DW: Tell us about the greenhouse consulting that your family does.

 

AM: We're not limited to greenhouse consulting; we do agricultural consulting as well. If you don't know what can be grown on your land or what is best for your particular microclimate, that's where we can help. What particular challenges are you facing? We can provide experts in many areas with vast amounts of experience to train your workforce.

 

DW: Now let us focus on ecotourism. What are your plans to get into this space?

 

AM: We are currently developing 15.7 acres in Hanover for agro/ecotourism, just 30 minutes from Montego Bay. The property is partially surrounded by the Great River, and we offer a relaxing getaway where visitors will be able to enjoy the enhanced environment to include campsite, small limestone cave, boating, fishing, and educational tours depicting the production and profitability of Jamaican crops (cassava, sugarcane, coffee, bananas, cocoa, ginger, dasheen, yams, sweet potatoes etc.) since the age of the Tainos.

 

DW: In Jamaica, agriculture is characterised by a 60-year-old man doing back-breaking work in the hot sun.

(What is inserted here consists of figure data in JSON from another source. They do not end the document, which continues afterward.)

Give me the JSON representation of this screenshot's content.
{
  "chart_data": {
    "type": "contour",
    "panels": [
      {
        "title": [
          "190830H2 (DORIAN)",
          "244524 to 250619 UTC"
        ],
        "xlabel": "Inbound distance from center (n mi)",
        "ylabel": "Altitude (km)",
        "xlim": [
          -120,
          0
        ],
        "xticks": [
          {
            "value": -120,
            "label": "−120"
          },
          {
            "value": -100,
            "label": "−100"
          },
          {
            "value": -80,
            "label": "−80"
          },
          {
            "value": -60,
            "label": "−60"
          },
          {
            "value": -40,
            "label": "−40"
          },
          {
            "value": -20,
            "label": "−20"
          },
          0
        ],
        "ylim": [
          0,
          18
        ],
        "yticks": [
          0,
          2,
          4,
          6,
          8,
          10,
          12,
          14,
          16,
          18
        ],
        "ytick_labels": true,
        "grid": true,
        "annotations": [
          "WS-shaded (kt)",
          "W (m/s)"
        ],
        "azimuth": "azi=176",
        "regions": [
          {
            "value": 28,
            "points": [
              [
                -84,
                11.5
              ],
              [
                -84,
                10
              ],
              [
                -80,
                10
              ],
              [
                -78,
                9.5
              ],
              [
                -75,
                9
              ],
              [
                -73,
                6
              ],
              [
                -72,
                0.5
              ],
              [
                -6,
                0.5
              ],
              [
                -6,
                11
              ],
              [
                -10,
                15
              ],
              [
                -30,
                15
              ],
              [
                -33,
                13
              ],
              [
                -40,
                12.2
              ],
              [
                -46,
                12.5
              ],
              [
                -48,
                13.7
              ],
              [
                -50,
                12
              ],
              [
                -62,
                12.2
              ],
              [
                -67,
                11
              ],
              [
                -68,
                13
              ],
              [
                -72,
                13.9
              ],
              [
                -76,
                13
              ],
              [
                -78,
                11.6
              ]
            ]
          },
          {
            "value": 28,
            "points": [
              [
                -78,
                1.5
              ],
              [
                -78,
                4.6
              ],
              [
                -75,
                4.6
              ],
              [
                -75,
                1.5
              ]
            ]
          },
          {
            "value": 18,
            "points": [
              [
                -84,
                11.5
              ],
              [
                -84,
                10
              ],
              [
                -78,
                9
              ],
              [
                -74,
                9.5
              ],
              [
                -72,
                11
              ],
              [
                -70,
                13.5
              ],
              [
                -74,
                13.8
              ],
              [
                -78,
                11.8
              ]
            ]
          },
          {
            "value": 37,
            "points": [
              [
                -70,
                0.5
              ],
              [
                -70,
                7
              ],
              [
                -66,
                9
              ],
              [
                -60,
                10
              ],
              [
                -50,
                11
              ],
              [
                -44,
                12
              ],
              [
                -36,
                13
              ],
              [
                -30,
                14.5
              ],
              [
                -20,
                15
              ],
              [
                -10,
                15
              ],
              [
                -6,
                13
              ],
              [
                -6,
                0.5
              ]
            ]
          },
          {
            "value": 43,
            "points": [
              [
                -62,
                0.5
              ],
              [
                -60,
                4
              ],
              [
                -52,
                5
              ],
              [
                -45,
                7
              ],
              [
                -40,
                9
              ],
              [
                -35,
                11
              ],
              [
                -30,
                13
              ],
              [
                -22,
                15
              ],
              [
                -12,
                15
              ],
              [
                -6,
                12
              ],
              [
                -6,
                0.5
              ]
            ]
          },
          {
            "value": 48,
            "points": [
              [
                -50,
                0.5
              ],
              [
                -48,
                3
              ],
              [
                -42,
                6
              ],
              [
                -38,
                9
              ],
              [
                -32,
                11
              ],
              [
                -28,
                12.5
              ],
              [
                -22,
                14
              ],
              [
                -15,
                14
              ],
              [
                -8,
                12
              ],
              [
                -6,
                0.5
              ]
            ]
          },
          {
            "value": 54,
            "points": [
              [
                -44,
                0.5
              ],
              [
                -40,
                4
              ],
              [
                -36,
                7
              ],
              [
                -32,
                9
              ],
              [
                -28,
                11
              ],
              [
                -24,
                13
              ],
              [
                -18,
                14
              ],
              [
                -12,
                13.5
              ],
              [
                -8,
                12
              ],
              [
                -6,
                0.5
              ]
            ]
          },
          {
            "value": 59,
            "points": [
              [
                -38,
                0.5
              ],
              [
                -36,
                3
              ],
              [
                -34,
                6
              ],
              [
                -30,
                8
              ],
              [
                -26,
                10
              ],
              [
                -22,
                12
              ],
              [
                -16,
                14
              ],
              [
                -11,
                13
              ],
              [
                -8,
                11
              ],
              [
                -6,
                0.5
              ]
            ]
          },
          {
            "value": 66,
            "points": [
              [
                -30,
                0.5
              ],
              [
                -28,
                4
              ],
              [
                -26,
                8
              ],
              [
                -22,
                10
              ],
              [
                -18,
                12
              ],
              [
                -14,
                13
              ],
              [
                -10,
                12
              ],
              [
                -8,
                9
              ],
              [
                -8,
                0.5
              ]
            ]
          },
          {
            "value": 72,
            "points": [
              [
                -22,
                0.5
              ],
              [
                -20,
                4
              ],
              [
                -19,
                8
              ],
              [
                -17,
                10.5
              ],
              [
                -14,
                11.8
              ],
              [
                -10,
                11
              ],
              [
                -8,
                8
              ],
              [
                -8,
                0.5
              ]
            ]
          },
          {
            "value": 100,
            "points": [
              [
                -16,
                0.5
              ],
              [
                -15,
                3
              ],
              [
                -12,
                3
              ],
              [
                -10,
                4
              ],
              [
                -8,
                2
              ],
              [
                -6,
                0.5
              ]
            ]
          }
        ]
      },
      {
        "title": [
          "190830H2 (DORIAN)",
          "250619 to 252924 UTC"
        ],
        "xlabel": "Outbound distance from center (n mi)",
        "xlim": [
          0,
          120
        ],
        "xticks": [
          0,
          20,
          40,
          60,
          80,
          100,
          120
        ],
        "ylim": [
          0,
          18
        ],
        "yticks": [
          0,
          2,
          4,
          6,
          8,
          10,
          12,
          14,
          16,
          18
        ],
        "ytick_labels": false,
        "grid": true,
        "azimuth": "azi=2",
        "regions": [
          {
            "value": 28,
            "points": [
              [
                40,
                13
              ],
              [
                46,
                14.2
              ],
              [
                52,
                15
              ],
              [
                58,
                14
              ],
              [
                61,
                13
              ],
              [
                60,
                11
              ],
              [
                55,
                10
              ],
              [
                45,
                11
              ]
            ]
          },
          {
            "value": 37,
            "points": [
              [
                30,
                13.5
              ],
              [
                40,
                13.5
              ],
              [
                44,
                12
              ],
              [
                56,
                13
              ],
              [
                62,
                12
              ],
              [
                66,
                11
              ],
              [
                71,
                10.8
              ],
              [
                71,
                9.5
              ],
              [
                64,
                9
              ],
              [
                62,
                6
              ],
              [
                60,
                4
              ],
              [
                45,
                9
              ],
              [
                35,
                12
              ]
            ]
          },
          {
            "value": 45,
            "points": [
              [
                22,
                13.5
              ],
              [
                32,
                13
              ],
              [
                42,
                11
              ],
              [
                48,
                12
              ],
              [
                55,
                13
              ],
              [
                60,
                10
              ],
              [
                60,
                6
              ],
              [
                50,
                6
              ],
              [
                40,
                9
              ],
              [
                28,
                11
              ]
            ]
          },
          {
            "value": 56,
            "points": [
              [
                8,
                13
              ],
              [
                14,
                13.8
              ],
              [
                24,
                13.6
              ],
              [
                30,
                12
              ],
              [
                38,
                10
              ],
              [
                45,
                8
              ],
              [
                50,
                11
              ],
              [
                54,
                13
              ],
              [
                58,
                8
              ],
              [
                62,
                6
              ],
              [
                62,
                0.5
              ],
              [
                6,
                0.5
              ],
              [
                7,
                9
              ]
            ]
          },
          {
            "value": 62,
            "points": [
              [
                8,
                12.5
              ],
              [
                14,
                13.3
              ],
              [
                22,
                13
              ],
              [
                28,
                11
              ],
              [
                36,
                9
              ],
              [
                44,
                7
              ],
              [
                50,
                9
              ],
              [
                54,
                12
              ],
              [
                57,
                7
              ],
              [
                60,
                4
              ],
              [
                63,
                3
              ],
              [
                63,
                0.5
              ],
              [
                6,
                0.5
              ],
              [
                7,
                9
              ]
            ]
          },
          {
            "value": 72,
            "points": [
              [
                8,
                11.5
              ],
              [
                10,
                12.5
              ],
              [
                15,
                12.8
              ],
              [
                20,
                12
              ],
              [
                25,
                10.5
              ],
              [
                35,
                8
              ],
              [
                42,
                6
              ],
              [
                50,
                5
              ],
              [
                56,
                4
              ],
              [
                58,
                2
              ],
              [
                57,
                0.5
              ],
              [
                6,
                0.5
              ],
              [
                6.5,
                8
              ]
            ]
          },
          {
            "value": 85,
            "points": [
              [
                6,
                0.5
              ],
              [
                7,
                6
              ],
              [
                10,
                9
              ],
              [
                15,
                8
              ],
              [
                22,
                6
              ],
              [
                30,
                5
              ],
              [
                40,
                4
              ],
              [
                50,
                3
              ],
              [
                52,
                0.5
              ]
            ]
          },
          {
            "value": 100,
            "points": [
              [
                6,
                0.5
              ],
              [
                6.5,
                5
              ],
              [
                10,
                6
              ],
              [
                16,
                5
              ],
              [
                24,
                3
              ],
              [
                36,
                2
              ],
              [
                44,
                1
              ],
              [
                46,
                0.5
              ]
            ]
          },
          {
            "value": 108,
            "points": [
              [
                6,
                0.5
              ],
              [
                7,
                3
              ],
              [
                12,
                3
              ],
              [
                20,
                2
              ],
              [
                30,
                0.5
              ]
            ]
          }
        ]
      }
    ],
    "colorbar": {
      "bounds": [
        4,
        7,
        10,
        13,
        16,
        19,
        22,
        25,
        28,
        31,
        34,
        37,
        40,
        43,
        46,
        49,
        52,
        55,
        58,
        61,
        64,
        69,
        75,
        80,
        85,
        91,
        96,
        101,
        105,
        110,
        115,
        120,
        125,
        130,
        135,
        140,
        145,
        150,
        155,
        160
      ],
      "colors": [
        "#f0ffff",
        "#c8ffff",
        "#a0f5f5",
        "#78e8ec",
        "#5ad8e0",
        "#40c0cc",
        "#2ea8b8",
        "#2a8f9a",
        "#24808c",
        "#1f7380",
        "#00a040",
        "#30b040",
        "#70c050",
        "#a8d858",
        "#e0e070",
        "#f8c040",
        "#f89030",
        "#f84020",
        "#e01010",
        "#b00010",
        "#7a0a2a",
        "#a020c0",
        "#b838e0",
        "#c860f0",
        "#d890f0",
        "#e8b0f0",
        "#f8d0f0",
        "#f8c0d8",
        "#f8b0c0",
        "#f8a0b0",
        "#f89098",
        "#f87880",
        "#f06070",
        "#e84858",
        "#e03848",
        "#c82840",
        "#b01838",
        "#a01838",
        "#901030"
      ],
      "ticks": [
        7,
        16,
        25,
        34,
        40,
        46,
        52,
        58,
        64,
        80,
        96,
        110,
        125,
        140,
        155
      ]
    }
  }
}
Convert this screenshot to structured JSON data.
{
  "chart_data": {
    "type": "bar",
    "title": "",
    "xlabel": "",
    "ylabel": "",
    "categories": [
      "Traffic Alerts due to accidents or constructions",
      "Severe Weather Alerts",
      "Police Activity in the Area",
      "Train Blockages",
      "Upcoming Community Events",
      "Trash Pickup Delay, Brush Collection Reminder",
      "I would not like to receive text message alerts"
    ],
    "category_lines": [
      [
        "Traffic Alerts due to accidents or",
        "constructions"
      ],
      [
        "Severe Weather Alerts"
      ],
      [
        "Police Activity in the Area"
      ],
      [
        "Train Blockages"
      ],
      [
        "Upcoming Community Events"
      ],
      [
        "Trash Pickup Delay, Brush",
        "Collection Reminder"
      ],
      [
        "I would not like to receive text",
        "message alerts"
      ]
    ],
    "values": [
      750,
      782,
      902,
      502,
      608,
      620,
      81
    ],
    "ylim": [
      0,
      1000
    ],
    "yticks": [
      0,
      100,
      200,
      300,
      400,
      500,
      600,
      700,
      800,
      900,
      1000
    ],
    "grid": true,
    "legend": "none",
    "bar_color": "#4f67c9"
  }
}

What should young people understand about agriculture and the technology that is changing the industry?

 

AM: So much has changed. People want clean, healthy food more than ever nowadays, and you can make this happen with technology and some knowledge. There are farmers in cities like New York growing produce on rooftops or inside climate-controlled containers. No matter where you are, you can grow good food with the correct knowledge.

 

DW: If I have a little garden space in Kingston or Portmore and I want to grow what I eat, how can greenhouse technology work for me?

 

AM: Well, that depends on what you want to grow. If it's a herb garden or vegetables, the solution may be hydroponics, aeroponics or even a small mushroom house. It's easy with the know-how.